Figure 6.. GLR-3 relies on G protein signaling to transmit cold signals.

(A–B) G protein inhibitors blocked the cold sensitivity of GLR-3 in CHO cells. The pan-G protein inhibitor mSIRK (50 µM), the Gi/o inhibitor PTX (100 ng/ml), but not the Gq/11 inhibitor YM-254890 (10 µM), blocked cooling-evoked calcium response mediated by GLR-3 in CHO cells. (A) Sample traces. (B) Bar graph. Error bars: SEM. n≥20. ***p<0.0001 (ANOVA with Bonferroni test). (C–D) G protein inhibitors blocked the cold sensitivity of mouse GluK2 in CHO cells. The pan-G protein inhibitor mSIRK (50 μM), the Gi/o inhibitor PTX (100 ng/ml), but not the Gq/11 inhibitor YM-254890 (10 μM), blocked cooling-evoked calcium response mediated by mouse GluK2 in CHO cells. (C) Sample traces. (D) Bar graph. Error bars: SEM. n≥20. ***p<0.0001 (ANOVA with Bonferroni test). (E–F) The cold sensitivity of ASER neuron requires the Gi/o protein gene goa-1. goa-1(n1134) mutant worms showed a strong defect in cooling-evoked calcium response in ASER neuron, a phenotype that was rescued by transgenic expression of wild-type goa-1 gene specifically in ASER neuron. (E) Sample traces. (F) Bar graph. Error bars: SEM. n≥11. ***p<0.0001 (ANOVA with Bonferroni test). See also Figure S6.

Figure 7.. Mouse DRG neurons express GluK2 and knockdown of GluK2 in DRG neurons suppresses their sensitivity to cold but not cool temperatures.

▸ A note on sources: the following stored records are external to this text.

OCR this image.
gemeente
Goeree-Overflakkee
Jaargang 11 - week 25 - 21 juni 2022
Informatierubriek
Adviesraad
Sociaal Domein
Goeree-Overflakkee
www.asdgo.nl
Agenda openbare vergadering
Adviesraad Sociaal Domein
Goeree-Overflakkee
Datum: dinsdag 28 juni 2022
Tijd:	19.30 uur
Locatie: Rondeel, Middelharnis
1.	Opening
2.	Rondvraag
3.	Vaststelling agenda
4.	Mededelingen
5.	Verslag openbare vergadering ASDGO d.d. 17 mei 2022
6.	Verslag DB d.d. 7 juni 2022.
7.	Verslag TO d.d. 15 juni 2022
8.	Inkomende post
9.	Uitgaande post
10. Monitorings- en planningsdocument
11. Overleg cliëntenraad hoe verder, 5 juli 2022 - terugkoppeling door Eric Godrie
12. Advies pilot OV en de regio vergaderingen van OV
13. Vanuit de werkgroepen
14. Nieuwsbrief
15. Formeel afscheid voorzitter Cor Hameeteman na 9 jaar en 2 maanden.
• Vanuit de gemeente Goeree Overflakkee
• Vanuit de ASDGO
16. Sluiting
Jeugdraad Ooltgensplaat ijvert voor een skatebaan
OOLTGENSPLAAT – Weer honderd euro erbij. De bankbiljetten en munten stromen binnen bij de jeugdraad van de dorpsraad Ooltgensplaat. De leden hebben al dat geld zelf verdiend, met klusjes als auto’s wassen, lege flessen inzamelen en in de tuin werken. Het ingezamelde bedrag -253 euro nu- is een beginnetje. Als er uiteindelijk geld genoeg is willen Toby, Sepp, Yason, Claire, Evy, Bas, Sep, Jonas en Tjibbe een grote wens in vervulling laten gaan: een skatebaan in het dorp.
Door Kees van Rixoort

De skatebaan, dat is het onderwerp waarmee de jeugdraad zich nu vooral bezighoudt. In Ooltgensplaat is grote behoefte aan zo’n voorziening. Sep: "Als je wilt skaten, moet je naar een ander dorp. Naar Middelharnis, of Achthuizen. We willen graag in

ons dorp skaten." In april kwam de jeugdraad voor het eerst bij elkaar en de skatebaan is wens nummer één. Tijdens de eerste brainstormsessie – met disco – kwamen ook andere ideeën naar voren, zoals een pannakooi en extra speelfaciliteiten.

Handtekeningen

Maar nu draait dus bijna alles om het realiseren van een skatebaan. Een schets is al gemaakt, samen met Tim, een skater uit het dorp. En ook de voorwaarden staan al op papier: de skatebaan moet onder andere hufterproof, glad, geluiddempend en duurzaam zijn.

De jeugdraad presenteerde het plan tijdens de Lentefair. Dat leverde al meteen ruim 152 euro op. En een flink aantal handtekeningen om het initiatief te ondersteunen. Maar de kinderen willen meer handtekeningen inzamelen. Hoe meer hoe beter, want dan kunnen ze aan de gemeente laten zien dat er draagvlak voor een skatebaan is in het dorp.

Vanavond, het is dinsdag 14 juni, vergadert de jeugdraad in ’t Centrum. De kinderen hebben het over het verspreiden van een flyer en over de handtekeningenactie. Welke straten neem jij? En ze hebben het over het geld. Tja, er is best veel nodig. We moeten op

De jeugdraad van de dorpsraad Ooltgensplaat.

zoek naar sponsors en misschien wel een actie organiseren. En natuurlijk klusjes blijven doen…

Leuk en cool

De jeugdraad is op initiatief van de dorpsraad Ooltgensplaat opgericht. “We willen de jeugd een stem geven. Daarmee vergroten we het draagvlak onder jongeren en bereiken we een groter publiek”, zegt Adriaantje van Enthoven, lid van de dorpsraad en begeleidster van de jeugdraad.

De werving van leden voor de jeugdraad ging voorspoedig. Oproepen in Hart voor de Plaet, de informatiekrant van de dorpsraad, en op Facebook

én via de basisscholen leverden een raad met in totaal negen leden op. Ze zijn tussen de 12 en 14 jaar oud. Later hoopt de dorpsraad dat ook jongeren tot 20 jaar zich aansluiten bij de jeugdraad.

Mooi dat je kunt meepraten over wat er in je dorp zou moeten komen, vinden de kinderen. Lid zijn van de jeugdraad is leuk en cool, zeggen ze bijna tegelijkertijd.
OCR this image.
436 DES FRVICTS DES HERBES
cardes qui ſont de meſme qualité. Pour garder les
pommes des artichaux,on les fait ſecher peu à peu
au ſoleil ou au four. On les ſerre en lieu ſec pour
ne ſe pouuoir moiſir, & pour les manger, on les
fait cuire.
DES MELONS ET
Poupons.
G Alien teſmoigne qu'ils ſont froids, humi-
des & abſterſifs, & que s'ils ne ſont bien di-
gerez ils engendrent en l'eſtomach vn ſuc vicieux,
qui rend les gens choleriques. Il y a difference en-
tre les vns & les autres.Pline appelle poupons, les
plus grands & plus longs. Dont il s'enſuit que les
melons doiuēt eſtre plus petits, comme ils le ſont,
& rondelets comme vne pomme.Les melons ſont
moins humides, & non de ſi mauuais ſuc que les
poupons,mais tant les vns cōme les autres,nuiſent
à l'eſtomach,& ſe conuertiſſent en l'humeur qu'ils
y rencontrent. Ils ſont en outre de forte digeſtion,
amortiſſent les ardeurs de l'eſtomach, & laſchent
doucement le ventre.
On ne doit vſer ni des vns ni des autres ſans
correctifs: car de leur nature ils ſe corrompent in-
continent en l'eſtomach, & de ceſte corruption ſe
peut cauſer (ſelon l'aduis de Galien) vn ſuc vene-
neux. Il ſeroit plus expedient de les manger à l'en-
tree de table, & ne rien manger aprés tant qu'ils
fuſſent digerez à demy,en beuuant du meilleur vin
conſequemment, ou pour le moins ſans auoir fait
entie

(A–B) Mouse DRG neurons express GluK2 mRNA transcripts. (A) In situ hybridization using RNAscope assay detected GluK2 mRNA signals (puncta) in DRG tissue. The dotted ovals denote the shape of the soma of the neurons expressing GluK2 transcripts. Only those neurons with at least 4 puncta inside the soma were scored positive, as the background signals detected by the control probe varied between 0–2 puncta/cell. The inset image in (A) highlights one GluK2-positive neuron. Green: GluK2 transcripts. Blue: DAPI. (B) Negative control probe staining (provided by Advanced Cell Diagnostics). Scale bar: 50 µm. (C) Real-time quantitative RT-PCR (qPCR) analysis shows that siRNA knockdown of GluK2 in mouse DRG neurons greatly reduced the mRNA level of GluK2. qPCR reactions were run in triplicates. The experiment was repeated five times. Error bars: SEM. ***p<0.0001 (t test). (D–F) siRNA knockdown of GluK2 in mouse DRG neurons greatly reduces the sensitivity of these neurons to cold but not cool temperatures. (D) Sample trace showing calcium response to cool temperature (cooling to 22°C). (E) Sample trace showing calcium response to cold temperature (cooling to 10°C). (F) Bar graph. Sample sizes were shown on top of each bar. ***p<0.0001 (χ² test). (G–H) Fish and human GluK2 can also function as a cold receptor in vitro. Heterologous expression of fish and human GluK2 in CHO cells confers cold sensitivity to these cells. (E) Sample traces. (F) Bar graph. Error bars: SEM. n≥20. ***p<0.0001 (ANOVA with Bonferroni test).